El fenómeno Trump se explica de modo muy distinto al reduccionismo simplista de los predicadores de la democracia abstracta. Se debe al colapso del modelo imperialista cuyo único fruto verdadero es el incremento obsceno e incontrolable de la riqueza de una reducidísima élite de “trillonarios”, a costa de la marginación y la pobreza de las clases trabajadoras de todo el planeta, en primer lugar la de los propios Estados Unidos. Ni el mundo ni el pueblo norteamericano aceptan ya esta situación. Trump supo aprovechar ese rechazo para venderse como candidato antisistema y ganar la elección presidencial antepasada. La clase dominante norteamericana, aunque parezca increíble, hoy esta dividida y enfrentada por la misma causa. Trump es la cabeza visible de la corriente que sostiene que el colapso solo puede evitarse renunciando a la globalización económica, al militarismo, al expansionismo y al intervencionismo indiscriminado en el mundo, y concentrándose en hacer más grande y competitiva la economía para derrotar a China en el mercado mundial. De ahí su consigna de “¡Hagamos a América grande otra vez!”. Biden, en cambio, es la vuelta a la política crudamente expansionista, intervencionista y militarista que el pueblo rechazó al elegir a Trump. Por eso coincido con quienes piensan que este conflicto, lejos de haberse resuelto, apenas comienza.
La similitud con México radica en que, también aquí, el viejo sistema estaba en crisis, tanto por la concentración de la riqueza y el poder como por la corrupción del aparato de gobierno y por la marginación y el olvido de las masas populares.
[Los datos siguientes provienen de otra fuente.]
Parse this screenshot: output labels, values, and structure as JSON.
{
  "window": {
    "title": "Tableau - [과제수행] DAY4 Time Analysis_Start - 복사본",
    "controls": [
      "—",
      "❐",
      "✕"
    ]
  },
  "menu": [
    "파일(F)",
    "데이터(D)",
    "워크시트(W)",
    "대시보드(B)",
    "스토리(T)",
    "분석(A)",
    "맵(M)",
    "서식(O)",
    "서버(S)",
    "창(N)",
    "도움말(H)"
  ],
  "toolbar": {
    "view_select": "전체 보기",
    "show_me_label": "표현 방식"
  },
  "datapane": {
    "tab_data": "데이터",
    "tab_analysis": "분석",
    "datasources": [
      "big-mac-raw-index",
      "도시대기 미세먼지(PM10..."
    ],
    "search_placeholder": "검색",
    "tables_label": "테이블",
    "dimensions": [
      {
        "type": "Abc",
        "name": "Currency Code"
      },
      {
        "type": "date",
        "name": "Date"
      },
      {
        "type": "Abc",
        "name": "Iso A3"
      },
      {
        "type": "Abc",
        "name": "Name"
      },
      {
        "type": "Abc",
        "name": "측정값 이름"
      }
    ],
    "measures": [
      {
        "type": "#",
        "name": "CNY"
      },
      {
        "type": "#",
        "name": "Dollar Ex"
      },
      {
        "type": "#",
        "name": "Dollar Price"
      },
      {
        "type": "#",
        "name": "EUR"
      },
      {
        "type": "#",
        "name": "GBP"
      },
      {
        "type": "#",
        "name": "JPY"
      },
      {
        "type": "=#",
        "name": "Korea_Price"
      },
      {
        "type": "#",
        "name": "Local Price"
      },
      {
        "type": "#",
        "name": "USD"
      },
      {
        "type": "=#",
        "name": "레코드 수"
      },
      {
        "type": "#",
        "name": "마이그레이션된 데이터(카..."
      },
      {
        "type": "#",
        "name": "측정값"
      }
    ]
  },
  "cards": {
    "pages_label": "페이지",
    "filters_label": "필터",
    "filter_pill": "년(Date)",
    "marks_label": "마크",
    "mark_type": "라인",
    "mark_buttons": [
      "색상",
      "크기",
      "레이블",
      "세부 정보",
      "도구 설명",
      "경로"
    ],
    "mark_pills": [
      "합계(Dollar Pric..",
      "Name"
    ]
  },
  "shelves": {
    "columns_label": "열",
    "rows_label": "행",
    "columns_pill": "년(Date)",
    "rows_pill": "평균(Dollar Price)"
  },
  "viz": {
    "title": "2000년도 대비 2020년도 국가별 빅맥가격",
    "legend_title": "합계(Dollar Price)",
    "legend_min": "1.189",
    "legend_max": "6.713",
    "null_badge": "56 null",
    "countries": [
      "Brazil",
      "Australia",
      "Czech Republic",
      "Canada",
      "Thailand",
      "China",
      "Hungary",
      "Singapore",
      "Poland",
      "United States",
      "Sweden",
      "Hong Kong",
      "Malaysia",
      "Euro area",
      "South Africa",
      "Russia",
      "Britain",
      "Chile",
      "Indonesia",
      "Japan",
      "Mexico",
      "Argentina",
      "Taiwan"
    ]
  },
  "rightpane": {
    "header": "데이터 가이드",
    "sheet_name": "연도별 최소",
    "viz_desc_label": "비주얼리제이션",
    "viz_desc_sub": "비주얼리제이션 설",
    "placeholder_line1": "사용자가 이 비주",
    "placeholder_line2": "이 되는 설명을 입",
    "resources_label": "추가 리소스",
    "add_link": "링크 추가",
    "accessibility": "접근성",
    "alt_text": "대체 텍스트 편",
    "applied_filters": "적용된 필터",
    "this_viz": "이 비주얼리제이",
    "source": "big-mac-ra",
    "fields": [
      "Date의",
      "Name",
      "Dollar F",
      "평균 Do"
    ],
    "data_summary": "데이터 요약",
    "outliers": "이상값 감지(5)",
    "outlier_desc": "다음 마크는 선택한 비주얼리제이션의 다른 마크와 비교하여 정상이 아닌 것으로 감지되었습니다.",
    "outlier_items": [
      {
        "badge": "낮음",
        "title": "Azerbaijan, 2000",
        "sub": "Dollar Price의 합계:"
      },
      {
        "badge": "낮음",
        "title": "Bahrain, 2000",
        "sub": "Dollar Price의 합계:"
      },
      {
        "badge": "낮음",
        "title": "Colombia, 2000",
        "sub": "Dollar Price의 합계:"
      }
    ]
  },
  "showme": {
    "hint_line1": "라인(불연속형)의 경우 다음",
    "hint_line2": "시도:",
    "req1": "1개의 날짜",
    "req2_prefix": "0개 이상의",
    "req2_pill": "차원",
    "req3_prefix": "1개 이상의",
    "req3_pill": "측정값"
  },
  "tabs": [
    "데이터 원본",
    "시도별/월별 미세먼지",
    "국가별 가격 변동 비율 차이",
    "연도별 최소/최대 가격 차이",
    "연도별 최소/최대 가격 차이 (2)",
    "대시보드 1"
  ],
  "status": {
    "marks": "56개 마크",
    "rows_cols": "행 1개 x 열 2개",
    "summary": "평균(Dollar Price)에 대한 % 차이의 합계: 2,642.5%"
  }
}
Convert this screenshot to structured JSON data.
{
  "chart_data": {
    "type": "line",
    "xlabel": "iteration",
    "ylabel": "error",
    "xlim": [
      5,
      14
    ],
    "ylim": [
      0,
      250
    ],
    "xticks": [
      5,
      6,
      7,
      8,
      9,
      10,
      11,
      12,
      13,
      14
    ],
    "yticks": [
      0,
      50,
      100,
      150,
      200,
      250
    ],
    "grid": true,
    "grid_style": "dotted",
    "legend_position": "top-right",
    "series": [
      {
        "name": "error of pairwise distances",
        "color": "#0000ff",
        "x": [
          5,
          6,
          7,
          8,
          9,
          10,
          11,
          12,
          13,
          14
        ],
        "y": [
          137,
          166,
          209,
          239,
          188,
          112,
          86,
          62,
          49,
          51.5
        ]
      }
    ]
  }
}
También aquí, el candidato López Obrador supo venderse como la opción antisistema y como la solución providencial a todos los problemas del país y de las masas trabajadoras. Fue eso, indudablemente, lo que lo catapultó a la cima del poder político. Por eso los antorchistas hemos sostenido, y seguimos sosteniendo hoy, que derrotar a Morena en las urnas es solo una parte del problema; que hace falta, además, un nuevo proyecto integral de país que procure el crecimiento y desarrollo económico sostenidos y con equidad y justicia social para todos. El peligro que nos amenaza no es el 6 de enero norteamericano, sino el de perder las elecciones próximas y consolidar por esa vía el desastroso proyecto morenista. O, peor aún, que la oposición reconquiste el poder solo para retornar al viejo modelo contra el cual votó el pueblo, lo que incrementaría sin remedio el descontento popular. Las consecuencias de una u otra alternativa son impredecibles, pero de ninguna manera optimistas ni esperanzadoras. Urge la construcción de un México real y enteramente nuevo, más justo y equitativo para todos, pero, sobre todo, para los olvidados de siempre. Esa es la lección de la elección norteamericana. Vale.